How To Spot High Grade Hemp Flower
Phrases like “Top Shelf”, "High End", "Premium" & "High Grade" get frequently tossed around in the hemp flower industry, probably because after years of being dealt low grade industrial hemp flower, littered with seeds and stems, we’re all desperate for something better and we finally have choices.
Juicy, fat, succulent, sugary, well-trimmed, organically grown, long-cured, pungent, sweet hemp nugs are just a few of the words we use to describe what’s on the top shelf. They’re the cream of the crop, the cultivators best selection, and therefore, the most expensive.
But with so many “Hemp Cups” and awards that are seemingly handed out to prized cultivators like candy, it’s hard to know which CBD nugs are truly top shelf. We investigate how to identify top shelf hemp by breaking down the key characteristics you can use to help identify those that make the cut.
COLOR AND TEXTURE (DENSITY)
The color and texture of hemp buds have a lot do with the strain’s phenotype and how it’s grown. The soil, amount of light or water, the use of fertilizers (whether organic or synthetic) all affect the strains traits, which results in the density, color, and shape of the finished hemp bud. Dense hemp buds generally correlate with an indica dominant strain whereas airy open buds correlate with a sativa dominant hemp strain.
Top shelf hemp buds are well-manicured, tight trimmed, often sugary and sticky from the trichomes. They should almost shimmer in the light from the trichome density. This is only a general insight, as some top shelf hemp strains can actually be less than aesthetically pleasing. Due to genetics they may lean towards darker colors like brown or greyish purple.
We have read some articles that claim all high end cannabis or hemp flower must look bright and vibrant in appearance, but unfortunately this is not always true.
Once you have been growing and smoking hemp flower for long enough, you realize you can't fully judge a book by its cover. Take away, looks are not everything. You can tell quite a bit from the trim, color and density, but there are other factors to top shelf hemp buds.
Similar to wine, each strain is unique in its own terpene profile. There are two factors that affect the nose of a strain: genetics and curing. Genetics is just that, the buds genetic makeup, whereas curing is a process that takes place after harvest. Within the genetics factor, it’s important to take into account that there are over 200 terpenoid compounds have been identified in the hemp plant. This is what results in the aroma, flavor and therapeutic effects you get after smoking. Eight of these compounds are most frequently found in common hemp strains.
Curing is the second and arguably most important final stage in cultivating hemp flower because if a strain is improperly cured, all the energy and resources that went into growing the plant won’t be fully recognized if the buds don’t reflect the phenotype traits. For example, hemp buds can take on the smell of hay due to a build-up of chlorophyll if they’re not burped (opening the jars to let out the CO2 during curing). If too much moisture is present, the buds can mold, or take on a rotten smell. Even the length of curing can influence the finish. At Dreamland Organics our minimum cure time is 6 weeks, but prefer to cure for 3 months. Top shelf hemp flower should reflect the terpene profile and phenotype of the strain and it should not smell like hay.

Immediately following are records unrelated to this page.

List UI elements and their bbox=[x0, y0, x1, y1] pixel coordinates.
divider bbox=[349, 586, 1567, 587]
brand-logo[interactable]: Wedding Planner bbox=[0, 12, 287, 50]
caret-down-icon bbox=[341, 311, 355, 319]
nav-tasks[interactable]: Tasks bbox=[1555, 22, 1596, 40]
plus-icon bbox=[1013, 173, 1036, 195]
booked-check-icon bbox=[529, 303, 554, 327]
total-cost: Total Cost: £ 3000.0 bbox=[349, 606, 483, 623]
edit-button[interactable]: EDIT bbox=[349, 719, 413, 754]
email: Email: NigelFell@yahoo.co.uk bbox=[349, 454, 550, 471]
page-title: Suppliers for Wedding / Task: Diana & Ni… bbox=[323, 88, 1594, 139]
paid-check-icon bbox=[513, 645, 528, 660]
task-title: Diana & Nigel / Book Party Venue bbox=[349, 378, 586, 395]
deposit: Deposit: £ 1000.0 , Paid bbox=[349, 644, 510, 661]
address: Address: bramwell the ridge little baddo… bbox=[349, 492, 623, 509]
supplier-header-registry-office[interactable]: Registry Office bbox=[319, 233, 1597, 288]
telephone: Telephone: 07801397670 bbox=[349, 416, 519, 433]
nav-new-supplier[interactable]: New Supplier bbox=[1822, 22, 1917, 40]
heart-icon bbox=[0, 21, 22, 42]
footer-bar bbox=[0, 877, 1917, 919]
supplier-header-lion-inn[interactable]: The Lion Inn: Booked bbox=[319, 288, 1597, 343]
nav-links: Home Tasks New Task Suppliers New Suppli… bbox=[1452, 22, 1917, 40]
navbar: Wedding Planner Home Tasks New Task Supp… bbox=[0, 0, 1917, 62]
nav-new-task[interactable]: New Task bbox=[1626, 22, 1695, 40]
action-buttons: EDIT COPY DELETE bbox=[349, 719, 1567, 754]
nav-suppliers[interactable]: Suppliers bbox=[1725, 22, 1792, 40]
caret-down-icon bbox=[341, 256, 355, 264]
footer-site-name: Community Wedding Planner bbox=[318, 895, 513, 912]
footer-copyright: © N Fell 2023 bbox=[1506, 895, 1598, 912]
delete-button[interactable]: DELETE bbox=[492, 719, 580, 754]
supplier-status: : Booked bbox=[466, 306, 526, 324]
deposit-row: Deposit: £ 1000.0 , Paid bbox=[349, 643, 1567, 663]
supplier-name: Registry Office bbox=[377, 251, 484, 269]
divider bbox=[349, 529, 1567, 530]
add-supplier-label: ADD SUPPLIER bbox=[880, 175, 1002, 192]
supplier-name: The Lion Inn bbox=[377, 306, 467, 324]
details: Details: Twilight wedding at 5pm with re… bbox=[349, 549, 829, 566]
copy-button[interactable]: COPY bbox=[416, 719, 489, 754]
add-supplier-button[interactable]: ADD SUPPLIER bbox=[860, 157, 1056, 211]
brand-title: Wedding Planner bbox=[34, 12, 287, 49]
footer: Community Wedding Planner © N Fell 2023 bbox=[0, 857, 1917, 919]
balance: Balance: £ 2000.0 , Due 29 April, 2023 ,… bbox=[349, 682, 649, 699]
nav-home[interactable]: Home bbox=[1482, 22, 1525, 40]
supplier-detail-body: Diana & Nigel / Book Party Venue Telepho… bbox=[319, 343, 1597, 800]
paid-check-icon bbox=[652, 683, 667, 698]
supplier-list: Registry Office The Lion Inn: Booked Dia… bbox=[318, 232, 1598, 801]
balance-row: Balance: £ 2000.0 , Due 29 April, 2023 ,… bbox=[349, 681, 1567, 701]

Without getting too deep into discussing the chemical makeup of the hemp plant, it’s important to know the basic chemistry so you can understand why you feel a certain way after you smoke a certain hemp strain. Coined by Israeli organic chemist and leading cannabis expert, Dr. Raphael Mechoulam, “The Entourage Effect” is the combination of over eighty-five different cannabinoids reacting with your cannabinoid receptors after you consume the buds. There are six primary cannabinoids that are most common where THC and CBD are the major cannabinoids that make up 8-20% and 1-4% of the overall potency, respectively. The other four minor cannabinoids, CBN, CBC, CBG, and THCV make up less than 1% of the overall potency.
CBD potency, which is non psychoactive, is like THC’s counter, resulting in a calming, therapeutic feeling. Top shelf hemp buds should give you the effect that is described and is advertised, but everyone is different so there may be subtle differences in feeling. High Grade Hemp should be potent, so if you’re a "one-hitter-quitter," then you should proceed with caution. The effects should be felt immediately and you shouldn’t have to smoke much to feel its power. Low quality hemp may not give you the full “entourage effect,” although these chemicals are clearly at work. This is because it may be extremely low in some of the cannabinoids & terpenes previously described. Therefore, in order to achieve a desired effect, you may have to smoke more of the low quality hemp, than you would top shelf CBD flower, given the lower level cannabinoids and potency.
In summary, top shelf hemp should be therapeutic and potent, colorful and vivid, tasteful and terpene rich, and it should reflect the phenotype of the hemp strain by fully embodying its traits.